#Opinion: Destiny Church, Immigration, and Why New Zealanders Reject the Anger Politics on Display

Today’s Destiny Church protest in Auckland raises a question worth asking honestly: are New Zealanders concerned about immigration? The answer is yes – of course they are. As the cost of living continues to rise, unemployment edges upward, and home ownership slips further out of reach for many, people naturally look for explanations. When pressure…


Today’s Destiny Church protest in Auckland raises a question worth asking honestly: are New Zealanders concerned about immigration?

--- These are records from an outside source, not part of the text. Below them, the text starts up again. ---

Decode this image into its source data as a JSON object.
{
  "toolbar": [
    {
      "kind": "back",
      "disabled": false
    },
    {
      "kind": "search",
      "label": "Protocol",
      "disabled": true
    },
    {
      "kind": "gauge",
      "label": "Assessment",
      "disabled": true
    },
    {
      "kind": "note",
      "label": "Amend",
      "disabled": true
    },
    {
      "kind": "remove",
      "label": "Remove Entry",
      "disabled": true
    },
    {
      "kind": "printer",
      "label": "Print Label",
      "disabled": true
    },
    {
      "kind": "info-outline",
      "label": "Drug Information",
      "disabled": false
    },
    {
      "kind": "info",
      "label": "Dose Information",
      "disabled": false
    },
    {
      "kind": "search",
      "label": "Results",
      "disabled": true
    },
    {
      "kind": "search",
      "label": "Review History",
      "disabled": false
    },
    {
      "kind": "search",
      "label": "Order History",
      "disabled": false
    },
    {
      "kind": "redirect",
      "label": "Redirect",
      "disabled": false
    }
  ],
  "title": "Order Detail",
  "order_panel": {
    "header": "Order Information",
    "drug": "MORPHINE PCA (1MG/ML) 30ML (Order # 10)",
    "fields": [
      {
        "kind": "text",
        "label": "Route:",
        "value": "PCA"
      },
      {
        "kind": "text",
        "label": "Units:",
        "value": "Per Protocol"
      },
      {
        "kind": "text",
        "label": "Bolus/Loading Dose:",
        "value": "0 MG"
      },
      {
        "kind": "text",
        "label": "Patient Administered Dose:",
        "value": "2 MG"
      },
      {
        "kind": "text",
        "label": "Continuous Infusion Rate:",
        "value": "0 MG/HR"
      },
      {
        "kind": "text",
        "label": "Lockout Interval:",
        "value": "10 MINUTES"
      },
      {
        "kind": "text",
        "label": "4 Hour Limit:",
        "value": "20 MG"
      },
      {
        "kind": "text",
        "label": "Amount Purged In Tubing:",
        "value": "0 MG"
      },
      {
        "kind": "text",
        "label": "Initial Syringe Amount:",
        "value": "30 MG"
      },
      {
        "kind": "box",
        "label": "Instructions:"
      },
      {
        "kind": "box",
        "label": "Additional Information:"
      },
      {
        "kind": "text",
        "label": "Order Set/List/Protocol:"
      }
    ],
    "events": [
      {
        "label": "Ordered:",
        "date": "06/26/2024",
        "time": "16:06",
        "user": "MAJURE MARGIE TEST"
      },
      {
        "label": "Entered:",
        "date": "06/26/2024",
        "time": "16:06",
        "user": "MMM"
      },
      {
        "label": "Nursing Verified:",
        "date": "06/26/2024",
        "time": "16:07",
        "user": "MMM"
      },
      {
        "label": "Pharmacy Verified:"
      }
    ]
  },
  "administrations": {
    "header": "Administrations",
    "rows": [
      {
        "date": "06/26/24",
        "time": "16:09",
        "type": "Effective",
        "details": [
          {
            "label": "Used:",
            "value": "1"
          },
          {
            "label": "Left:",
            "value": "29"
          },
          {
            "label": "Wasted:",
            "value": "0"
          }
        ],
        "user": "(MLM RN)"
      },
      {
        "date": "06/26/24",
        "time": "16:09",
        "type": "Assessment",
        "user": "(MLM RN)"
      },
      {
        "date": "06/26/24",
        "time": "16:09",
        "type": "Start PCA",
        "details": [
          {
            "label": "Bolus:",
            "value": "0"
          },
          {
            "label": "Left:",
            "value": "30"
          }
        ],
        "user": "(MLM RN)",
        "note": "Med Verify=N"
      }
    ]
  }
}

The answer is yes – of course they are.

As the cost of living continues to rise, unemployment edges upward, and home ownership slips further out of reach for many, people naturally look for explanations. When pressure builds, frustration seeks a centre. Immigration becomes an easy target – not because it is the sole cause of hardship, but because it is visible and politically charged.

But acknowledging concern does not mean endorsing the way Destiny Church – and Brian Tamaki in particular – chooses to weaponise it.

New Zealanders are not blind to economic strain. They know the system is under pressure. What they reject is the overt racism, fear-mongering, and evangelical rage that often accompanies Tamaki’s messaging. This country prefers reasoned debate over being shouted at through a microphone.

That distinction matters.

Most New Zealanders want thoughtful, evidence-based conversations about housing supply, infrastructure strain, wages, skills shortages, and migration settings. They want solutions that reflect complexity – not simplistic blame narratives wrapped in religious absolutism.

Brian Tamaki’s brand of protest relies on division: us versus them, Christian versus non-Christian, “real” New Zealanders versus outsiders. But that framing simply doesn’t reflect who we are.

The claim that New Zealand is – or must be – a “Christian nation” rings hollow in 2026. Church attendance numbers continue to fall. Faith in this country is deeply personal, diverse, and often quiet. Many New Zealanders still hold spiritual values – but they don’t feel the need to have them policed by loud evangelical leaders.

There’s also an inconvenient historical truth often overlooked in these arguments.

Many of our European ancestors did not come to Aotearoa to spread Christianity – they came to escape it. They fled religious persecution, class oppression, and rigid church-state power structures in Europe. They brought with them many different beliefs, interpretations, and scepticisms. Faith here was never singular, and it was never meant to be enforced.

That diversity of belief is not a weakness — it is one of our strengths.

Brian Tamaki has, over the years, repeatedly claimed that he and his followers would “lead” New Zealand. It hasn’t happened – and it won’t. Not because New Zealanders have lost faith, but because they can recognise snake oil when they see it.

People are searching for hope, fairness, and security – not moral panic.

New Zealanders are capable of holding two truths at once:
• Yes, immigration settings must be managed responsibly.
• No, we do not accept racism, religious intimidation, or manufactured division as the answer.

If anything, today’s protest highlights not a groundswell of support, but a growing disconnect between the Destiny Church worldview and the values of most New Zealanders.

We haven’t lost our faith.
We’ve simply rejected his version of it.